Entró a la tienda de disfraces y ojeó, primero de una pasada rápida, después más lentamente, los variados disfraces y máscaras que ofrecía el amplio repertorio carnavalero. Se detuvo ante un minúsculo y erótico equipo de enfermera. Pensó en llevárselo para jugar a los médicos con su marido. Le diría “¿A qué quieres jugar: a los médicos privados o a los de la S. Social?”. Esperando que él le preguntara la diferencia. Entonces ella le explicaría: “Si es a los privados, son trescientos euros. Y si es a los de la S.S., vuelve dentro de tres meses”. Sonrió para sí, reconociendo que justo en carnaval es cuando muchos pueden prescindir de sus disfraces habituales y vestirse con aquellas ropas que se reconocen como propias. Ella misma podría quitarse precisamente ese disfraz con cruz roja pintada en la invisible cofia que portaba el resto del año. Su vida era un andar curando a cuantos le salían heridos al encuentro, poniendo tiritas a corazones partidos, palabras dulces en ásperos oídos y tiernas caricias en hurañas carnes. No. definitivamente, no era ese el disfraz con el que poder “des-disfrazarse”. Sus ojos la llevaron hasta otro de pirata. No estaría de más ponerse un parche en el ojo, desenfundar una espada y perseguir y atacar. En su grupo de amigos conocía a más de uno que sólo le faltaba una pata de palo para ser más pirata que el Capitán Garfio. De pronto sintió conmiseración por esos amigos, tal vez como ella, también andaban disfrazados durante todo el año porque no sabían otra forma mejor de protegerse, de impedir mostrar su vulnerabilidad, de mimetizarse en un ambiente que ella desconocía pero que podría no haber sido nada propicio a desarrollar su auténtico yo sin máscaras. Fue llegar al disfraz de payaso y no tuvo duda en reconocer en él a otro de sus amigos, siempre “haciendo el tonto”, eso le decían, sin pensar que quizá también era su única forma de hacerse querer. No porque no tuviera cualidades en cantidad, ella misma se las reconocía, pero desde siempre lo conoció reclamando la atención y el cariño de los demás regalando las payasadas que los hacían reír y les arrancaban el aplauso y el reconocimiento: la tibia brisa que precisaba para sobrevivir.
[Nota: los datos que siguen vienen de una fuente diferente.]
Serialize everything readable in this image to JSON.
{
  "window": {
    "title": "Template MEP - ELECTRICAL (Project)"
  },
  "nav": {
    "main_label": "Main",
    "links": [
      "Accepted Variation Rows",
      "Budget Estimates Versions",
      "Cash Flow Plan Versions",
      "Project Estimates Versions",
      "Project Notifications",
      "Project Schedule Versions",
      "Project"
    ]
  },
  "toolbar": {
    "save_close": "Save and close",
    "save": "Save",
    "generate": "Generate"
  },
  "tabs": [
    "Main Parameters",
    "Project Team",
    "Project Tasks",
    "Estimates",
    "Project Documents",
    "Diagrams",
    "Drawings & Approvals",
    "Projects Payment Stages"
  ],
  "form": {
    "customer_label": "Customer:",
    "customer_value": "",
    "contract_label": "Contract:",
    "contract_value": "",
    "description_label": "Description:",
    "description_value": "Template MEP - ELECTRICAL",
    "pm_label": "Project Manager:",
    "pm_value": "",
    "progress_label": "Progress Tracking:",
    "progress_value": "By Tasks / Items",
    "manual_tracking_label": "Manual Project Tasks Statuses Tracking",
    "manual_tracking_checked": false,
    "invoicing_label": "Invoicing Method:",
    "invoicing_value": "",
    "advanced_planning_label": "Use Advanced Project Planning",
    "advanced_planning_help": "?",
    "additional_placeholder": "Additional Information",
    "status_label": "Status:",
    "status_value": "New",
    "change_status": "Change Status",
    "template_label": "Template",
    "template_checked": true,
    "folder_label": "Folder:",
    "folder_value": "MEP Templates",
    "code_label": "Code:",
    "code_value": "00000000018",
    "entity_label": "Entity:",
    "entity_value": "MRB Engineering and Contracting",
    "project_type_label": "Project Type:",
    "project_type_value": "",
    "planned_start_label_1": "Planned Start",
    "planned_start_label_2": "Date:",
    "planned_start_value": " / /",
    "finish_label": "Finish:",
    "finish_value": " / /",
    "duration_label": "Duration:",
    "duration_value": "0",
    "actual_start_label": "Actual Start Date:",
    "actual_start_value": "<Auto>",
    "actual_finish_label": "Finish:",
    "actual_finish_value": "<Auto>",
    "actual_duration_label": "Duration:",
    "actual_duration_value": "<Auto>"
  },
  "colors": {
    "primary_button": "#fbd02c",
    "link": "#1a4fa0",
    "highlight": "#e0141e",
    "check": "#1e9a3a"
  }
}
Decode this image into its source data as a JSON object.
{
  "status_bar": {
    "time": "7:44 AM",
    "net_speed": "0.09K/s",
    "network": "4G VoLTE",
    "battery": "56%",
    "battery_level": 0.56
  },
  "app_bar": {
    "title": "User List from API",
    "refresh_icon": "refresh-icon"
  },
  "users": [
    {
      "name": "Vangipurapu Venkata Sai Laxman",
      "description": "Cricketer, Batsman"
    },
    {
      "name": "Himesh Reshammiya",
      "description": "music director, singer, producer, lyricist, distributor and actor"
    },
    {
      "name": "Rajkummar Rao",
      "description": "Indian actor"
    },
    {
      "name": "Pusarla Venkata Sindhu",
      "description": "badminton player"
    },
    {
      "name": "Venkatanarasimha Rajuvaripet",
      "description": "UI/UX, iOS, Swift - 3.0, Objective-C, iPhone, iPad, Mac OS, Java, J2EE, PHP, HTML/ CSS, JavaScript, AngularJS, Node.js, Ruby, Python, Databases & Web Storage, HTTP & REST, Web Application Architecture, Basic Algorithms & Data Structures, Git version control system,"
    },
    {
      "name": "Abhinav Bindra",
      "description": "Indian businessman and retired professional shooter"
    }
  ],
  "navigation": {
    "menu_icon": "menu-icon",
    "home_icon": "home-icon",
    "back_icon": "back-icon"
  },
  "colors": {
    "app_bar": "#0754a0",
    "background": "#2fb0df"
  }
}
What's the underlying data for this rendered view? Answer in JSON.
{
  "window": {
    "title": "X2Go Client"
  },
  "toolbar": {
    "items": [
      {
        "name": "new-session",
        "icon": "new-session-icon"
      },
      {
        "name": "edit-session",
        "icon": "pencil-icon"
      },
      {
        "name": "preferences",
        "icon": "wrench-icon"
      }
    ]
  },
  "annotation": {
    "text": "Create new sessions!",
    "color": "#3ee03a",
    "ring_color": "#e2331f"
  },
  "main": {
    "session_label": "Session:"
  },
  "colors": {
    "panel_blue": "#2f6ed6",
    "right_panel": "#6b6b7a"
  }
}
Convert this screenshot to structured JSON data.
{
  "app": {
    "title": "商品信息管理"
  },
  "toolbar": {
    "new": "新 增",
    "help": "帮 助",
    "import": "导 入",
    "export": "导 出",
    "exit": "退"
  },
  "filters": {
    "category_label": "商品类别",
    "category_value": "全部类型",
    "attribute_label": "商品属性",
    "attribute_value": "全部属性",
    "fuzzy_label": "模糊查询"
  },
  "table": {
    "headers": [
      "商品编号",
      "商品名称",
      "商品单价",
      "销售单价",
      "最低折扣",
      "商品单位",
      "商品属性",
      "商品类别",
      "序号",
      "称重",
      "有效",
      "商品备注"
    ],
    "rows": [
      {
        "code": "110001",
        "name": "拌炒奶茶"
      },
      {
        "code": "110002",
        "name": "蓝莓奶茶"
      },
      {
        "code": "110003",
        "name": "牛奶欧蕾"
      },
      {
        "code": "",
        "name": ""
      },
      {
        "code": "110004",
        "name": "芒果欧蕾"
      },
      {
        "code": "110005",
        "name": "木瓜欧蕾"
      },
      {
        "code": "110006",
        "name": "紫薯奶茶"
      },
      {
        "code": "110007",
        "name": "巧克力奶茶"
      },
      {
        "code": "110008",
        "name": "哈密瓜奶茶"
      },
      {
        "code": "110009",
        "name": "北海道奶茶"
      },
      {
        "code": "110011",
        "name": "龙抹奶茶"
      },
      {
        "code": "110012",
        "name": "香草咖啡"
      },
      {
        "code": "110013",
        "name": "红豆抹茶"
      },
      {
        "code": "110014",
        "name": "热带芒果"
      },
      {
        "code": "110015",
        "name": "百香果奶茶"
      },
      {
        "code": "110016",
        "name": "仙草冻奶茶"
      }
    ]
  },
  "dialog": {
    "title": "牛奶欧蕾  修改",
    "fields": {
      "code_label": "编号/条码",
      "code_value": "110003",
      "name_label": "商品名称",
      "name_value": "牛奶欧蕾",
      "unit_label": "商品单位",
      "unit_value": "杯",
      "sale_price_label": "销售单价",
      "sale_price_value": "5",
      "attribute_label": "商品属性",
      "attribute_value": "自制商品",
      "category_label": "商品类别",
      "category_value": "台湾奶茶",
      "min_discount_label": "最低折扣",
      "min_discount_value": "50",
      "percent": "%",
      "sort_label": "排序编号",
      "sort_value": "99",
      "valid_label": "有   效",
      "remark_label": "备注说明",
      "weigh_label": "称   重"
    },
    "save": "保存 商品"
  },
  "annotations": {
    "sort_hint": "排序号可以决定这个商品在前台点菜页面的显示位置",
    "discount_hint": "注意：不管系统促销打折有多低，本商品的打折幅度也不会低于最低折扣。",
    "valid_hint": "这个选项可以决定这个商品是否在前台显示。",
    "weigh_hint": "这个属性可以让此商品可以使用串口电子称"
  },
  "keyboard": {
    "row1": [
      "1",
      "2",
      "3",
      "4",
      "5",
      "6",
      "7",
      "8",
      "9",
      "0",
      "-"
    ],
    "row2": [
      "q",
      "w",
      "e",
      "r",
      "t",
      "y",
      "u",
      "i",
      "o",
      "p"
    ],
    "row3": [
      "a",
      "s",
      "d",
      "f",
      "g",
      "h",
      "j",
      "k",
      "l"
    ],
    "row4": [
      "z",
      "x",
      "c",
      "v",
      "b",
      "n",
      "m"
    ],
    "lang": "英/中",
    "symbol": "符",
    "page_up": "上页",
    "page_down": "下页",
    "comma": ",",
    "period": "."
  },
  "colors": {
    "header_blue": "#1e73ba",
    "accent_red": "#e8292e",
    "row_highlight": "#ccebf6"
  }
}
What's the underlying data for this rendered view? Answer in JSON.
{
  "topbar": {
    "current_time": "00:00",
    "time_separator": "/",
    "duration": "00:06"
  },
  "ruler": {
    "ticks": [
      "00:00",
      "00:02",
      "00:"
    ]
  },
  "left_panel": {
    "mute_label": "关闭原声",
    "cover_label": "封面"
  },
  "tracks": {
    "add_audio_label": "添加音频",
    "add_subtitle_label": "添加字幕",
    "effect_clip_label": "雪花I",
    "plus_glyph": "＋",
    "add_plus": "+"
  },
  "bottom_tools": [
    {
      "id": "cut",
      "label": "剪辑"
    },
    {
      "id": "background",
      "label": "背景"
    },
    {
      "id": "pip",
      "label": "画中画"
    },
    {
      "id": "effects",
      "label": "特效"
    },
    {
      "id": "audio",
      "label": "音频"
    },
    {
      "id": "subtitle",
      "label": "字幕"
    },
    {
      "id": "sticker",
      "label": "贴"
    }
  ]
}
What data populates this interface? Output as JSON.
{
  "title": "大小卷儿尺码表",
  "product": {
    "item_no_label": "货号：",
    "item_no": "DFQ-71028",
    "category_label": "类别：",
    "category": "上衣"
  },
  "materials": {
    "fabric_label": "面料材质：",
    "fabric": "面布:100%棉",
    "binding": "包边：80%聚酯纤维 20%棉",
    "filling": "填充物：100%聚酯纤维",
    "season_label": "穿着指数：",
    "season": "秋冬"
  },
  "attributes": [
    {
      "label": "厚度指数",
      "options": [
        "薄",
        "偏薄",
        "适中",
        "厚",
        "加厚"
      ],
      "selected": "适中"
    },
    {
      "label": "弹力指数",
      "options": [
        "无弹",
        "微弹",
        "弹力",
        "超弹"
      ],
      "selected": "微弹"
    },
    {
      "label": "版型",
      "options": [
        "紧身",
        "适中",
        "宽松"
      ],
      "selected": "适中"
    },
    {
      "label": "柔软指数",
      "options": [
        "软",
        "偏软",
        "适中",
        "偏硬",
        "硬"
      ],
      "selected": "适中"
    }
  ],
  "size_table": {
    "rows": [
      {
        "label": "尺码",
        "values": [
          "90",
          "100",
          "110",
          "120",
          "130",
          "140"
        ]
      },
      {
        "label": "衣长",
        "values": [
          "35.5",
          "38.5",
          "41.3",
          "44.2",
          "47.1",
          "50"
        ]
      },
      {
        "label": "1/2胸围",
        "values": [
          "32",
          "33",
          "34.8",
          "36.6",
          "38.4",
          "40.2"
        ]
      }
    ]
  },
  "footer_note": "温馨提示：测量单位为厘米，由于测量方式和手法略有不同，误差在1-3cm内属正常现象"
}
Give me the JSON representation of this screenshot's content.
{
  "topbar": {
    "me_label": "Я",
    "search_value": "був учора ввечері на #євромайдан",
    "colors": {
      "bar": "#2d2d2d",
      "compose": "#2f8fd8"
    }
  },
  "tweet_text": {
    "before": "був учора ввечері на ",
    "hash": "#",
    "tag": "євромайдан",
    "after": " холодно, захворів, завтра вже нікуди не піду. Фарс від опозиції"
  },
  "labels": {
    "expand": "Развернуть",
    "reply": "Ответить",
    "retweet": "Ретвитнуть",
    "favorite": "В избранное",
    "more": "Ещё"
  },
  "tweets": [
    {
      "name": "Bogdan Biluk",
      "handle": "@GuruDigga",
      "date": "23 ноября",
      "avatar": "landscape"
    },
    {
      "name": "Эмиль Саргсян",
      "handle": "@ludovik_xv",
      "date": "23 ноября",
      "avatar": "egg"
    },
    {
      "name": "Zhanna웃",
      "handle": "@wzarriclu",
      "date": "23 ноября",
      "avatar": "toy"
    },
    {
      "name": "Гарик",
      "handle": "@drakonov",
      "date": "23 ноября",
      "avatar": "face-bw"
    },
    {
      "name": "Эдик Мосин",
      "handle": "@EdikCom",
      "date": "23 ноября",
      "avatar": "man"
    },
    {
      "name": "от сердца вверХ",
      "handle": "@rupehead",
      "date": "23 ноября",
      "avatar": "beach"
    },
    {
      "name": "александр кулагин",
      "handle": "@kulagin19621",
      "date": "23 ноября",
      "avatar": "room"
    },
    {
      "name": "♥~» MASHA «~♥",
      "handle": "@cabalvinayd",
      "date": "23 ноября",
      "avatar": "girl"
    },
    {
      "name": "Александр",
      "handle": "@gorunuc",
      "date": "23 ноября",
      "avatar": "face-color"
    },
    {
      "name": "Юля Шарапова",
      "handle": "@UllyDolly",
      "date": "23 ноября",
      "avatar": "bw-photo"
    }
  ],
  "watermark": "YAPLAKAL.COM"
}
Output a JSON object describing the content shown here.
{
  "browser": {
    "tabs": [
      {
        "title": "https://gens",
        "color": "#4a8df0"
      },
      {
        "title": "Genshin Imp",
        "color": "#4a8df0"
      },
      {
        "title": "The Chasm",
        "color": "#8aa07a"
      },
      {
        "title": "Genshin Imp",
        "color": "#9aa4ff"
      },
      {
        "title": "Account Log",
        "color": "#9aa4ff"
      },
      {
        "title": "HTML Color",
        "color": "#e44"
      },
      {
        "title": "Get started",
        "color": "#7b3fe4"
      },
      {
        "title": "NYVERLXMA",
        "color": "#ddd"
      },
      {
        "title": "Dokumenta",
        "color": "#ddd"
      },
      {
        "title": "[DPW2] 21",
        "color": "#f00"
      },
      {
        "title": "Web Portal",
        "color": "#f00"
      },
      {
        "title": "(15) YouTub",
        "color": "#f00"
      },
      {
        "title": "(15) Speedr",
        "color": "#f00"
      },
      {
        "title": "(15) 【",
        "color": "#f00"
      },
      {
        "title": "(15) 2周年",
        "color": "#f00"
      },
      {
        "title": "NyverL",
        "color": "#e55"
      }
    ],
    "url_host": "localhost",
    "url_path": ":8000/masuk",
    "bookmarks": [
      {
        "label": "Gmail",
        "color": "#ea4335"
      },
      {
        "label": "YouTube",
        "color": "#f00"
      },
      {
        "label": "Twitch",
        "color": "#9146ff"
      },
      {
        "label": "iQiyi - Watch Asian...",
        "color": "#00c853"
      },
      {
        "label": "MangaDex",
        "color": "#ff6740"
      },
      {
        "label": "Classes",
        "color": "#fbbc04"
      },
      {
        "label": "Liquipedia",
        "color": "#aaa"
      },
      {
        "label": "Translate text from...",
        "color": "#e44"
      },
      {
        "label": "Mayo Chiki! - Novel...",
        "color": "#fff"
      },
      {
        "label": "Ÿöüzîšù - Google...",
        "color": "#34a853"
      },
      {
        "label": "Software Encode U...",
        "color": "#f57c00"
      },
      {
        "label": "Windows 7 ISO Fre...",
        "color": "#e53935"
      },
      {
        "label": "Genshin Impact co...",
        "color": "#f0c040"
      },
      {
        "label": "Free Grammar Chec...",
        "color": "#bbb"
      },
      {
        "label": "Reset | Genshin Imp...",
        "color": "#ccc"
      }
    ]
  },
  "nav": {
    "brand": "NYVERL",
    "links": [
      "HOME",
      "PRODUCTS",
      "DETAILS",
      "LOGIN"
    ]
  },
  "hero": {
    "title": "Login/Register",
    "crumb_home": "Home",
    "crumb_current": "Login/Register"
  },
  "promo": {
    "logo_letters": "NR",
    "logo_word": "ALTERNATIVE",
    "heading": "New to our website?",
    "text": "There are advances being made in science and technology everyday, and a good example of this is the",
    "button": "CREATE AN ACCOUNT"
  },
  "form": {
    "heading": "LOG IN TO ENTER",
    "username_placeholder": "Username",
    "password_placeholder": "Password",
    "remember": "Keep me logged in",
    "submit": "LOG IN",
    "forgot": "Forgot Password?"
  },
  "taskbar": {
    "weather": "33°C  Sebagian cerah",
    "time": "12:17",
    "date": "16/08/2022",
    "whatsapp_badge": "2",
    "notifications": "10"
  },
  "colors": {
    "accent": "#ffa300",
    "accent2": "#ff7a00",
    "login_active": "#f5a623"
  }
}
Continuó su pequeña excursión entre plumas, sombreros, animales inanimados de tela barata y colores chillones: abejas, ratoncitos televisivos, reyes leones… y máscaras. Muchas máscaras: de políticos que no precisan que nadie los desenmascare porque lo hace su propia avidez de poder; máscaras de des-interés; de bondad; de inocencia…  otras clásicas como las de teatro griego; otras rígidamente inexpresivas…

Volvió al pensamiento de que justo en carnaval era cuando tantos tenían la posibilidad de mostrarse tal y como realmente eran y consideró la tristeza de tener apenas unos días para dejar salir del armario de su alma su ser auténtico. Se acordó de las palabras de Khalil Gibran, en “El Loco”, de cómo comenzaron a llamarle loco porque salió a la calle gritando y maldiciendo al ladrón que le había robado las siete máscaras con las que proteger su vida. Recordó lo que decía sobre cómo se reía la gente de él considerándolo un loco y gritándoselo a su cara desnuda, hasta que un rayo de sol besó su cara desnuda e inflamó su alma. Fue entonces cuando comenzó a bendecir a los ladrones de máscaras y nunca más quiso volver a poner ninguna sobre su rostro.

Con una tribal en las manos, concluyó con que vivía tan acostumbrada a estar disfrazada ante los demás que ya creía que ella era el disfraz. Y que la única posibilidad de vivir sin máscara la constituía el tener el título de loco. Sólo a un loco se le permite que se salga de los márgenes que imponen el trabajo, la familia, los amigos, la pareja… la sociedad.

Depositó la máscara junto al disfraz. Abrió el bolso, sacó un paquete de toallitas húmedas, se limpió el rostro de maquillaje y salió a la calle gritando: “¡Ladrones, ladrones, malditos ladrones que han robado mis máscaras…!” Y esperó los insultos y que un rayo de sol besara su cara.